Hypothesis 1: This is stated above as: ties between students will not tend to be random suggesting that friendship networks will less likely change over time. The Constant Friendship rate for Period 1 and Period 2, both are more than 2 and positive. Since the values are significant, this suggests that the parameter operationalizes hypothesis 1. As an example, when the absolute value for Constant Friendship rate for Period 1: 5.7749 is divided by Standard Error: 0.8901, 5.7749/0.89012 > 2.

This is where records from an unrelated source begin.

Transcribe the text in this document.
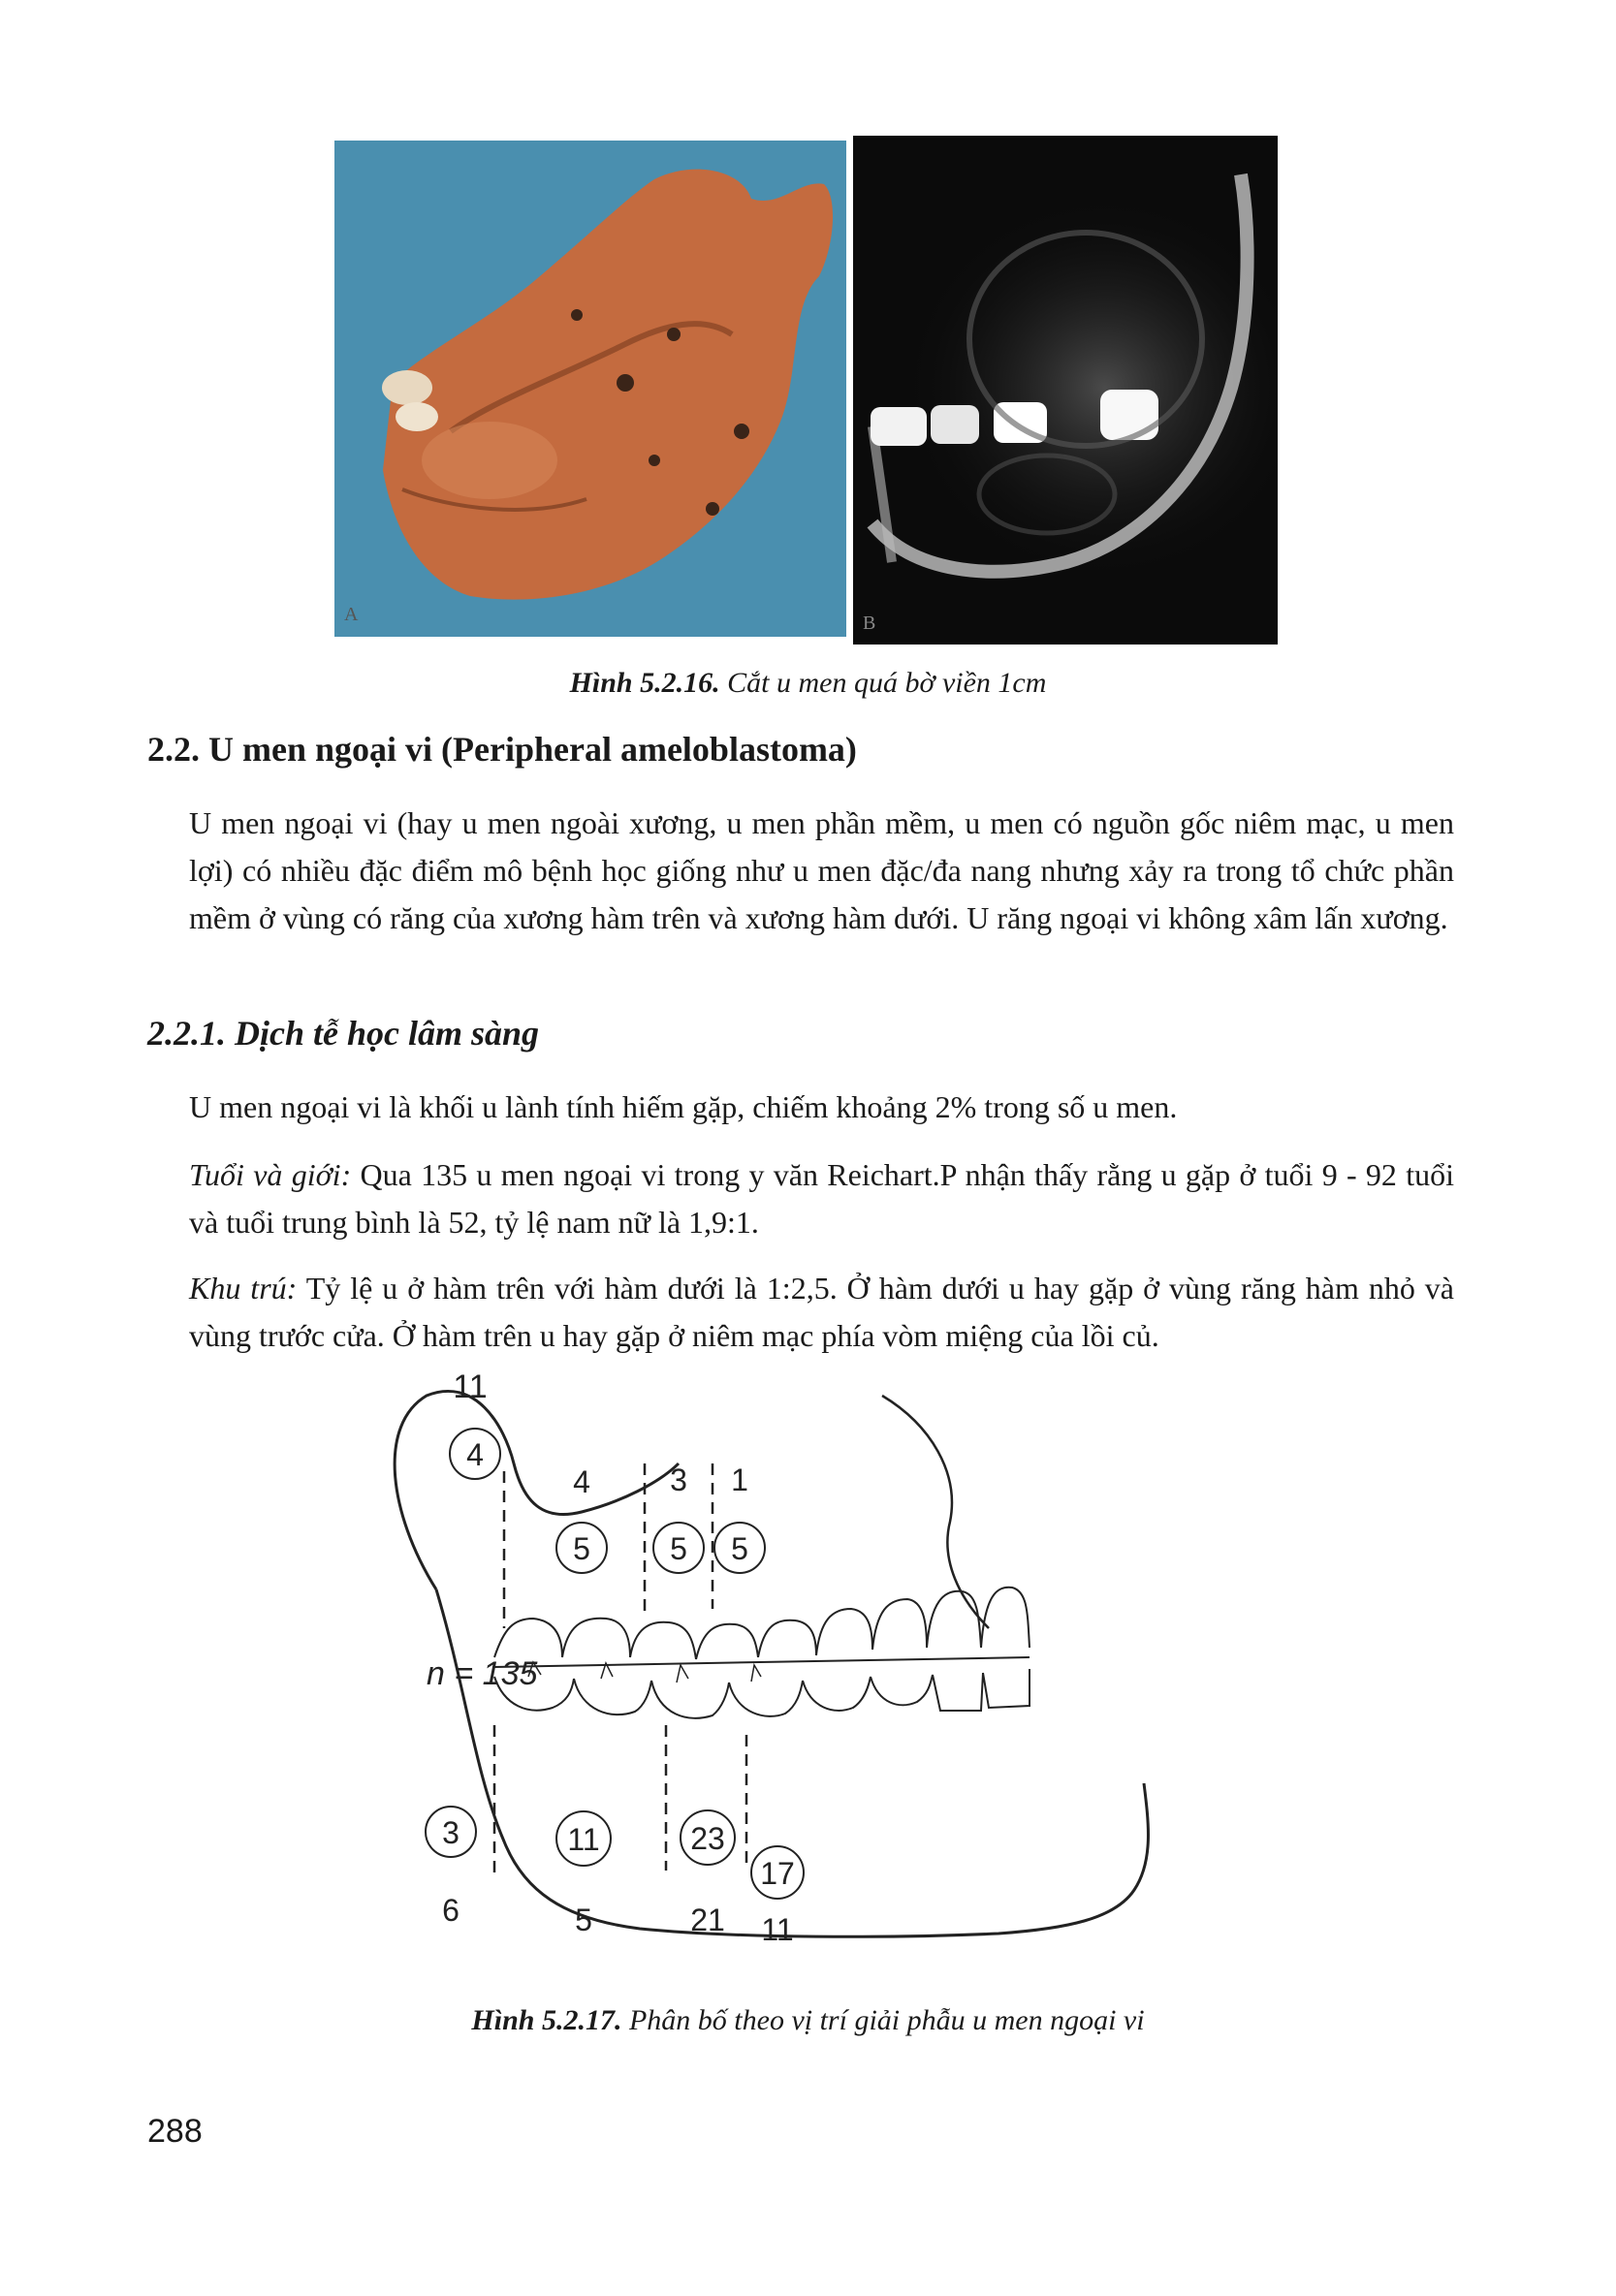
A	B
Hình 5.2.16. Cắt u men quá bờ viền 1cm
2.2. U men ngoại vi (Peripheral ameloblastoma)

U men ngoại vi (hay u men ngoài xương, u men phần mềm, u men có nguồn gốc niêm mạc, u men lợi) có nhiều đặc điểm mô bệnh học giống như u men đặc/đa nang nhưng xảy ra trong tổ chức phần mềm ở vùng có răng của xương hàm trên và xương hàm dưới. U răng ngoại vi không xâm lấn xương.

2.2.1. Dịch tễ học lâm sàng

U men ngoại vi là khối u lành tính hiếm gặp, chiếm khoảng 2% trong số u men.

Tuổi và giới: Qua 135 u men ngoại vi trong y văn Reichart.P nhận thấy rằng u gặp ở tuổi 9 - 92 tuổi và tuổi trung bình là 52, tỷ lệ nam nữ là 1,9:1.

Khu trú: Tỷ lệ u ở hàm trên với hàm dưới là 1:2,5. Ở hàm dưới u hay gặp ở vùng răng hàm nhỏ và vùng trước cửa. Ở hàm trên u hay gặp ở niêm mạc phía vòm miệng của lồi củ.

11
4
4
5
3
5
1
5
n = 135
3
6
11
5
23
21
17
11
Hình 5.2.17. Phân bố theo vị trí giải phẫu u men ngoại vi
288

Hypothesis 2: This is stated as: friendship ties will tend to be reciprocal suggesting that the significant value for reciprocity is positive (2.7692) and standard error is 0.2093 greater than 2. This suggests that the parameter operationalizes hypothesis 2.
Hypothesis 3: N/A
Hypothesis 4: This is stated as: smokers will tend to experience a low degree centrality in their network in comparison to the non-smoker actors. This suggests that since the value for Smoking Behavior Ego is < 2 (0.1161 divided by 0.1846) hence, the parameter does not operationalize hypothesis. This is to further state that as seen in the network for Time 1, Time 2 and Time 3, respetively, heavy smokers are friends with a number of other actors and are not isolates.
Hypothesis 5: N/A
Hypothesis 6: This is stated as: Homphily tends to give rise to more friendship ties in a network. This suggests that since the absolute value for Smoking Behavior total similarity is 1.1347 which when divided by the Standard Error 0.6272 is less than 2, the parameter does not operationalize hypothesis 6.
Hypothesis 7: This is stated as: the behavior in smokers will increase over time. This suggests that the value for Constant Friendship rate for Period 1 > 2 but the value for Constant Friendship rate for Period 2< 2, which does not support the hypothesis. Hence, the value for Smoking Behavior Quadratic Shape (Absolute value) 1.9128 divided by (Standard Error) 0.4307 is greater than 2, the value is said to be positive as well as > 2. Hnece, the parameter does operationalizes for hypothesis 7.
Hypothesis 8: This is stated as: non-smokers will tend to become light smokers and the light smokers will tend to become heavy smokers. This further suggests that since the smoking behavior alter remains 0.1118 with error 0.1627, which is below 2, stating that this behavior will not be the dominating behavior among all actors in the networks, hence the parameter does not operationalizes hypothesis 8.
After knitting your file to RPubs, copy the URL and paste it into the comment field of the Lab 2 Assignment on Canvas. Save this .Rmd file and submit it in the file portion of your Canvas assignment. Make sure to review your file and its formatting. Run spell check (built into RStudio) and proofread your answers before submitting. If you can’t publish to RPubs, save your HTML file as a PDF and submit that instead.6 There are many different ways to do this with different browsers. Google it.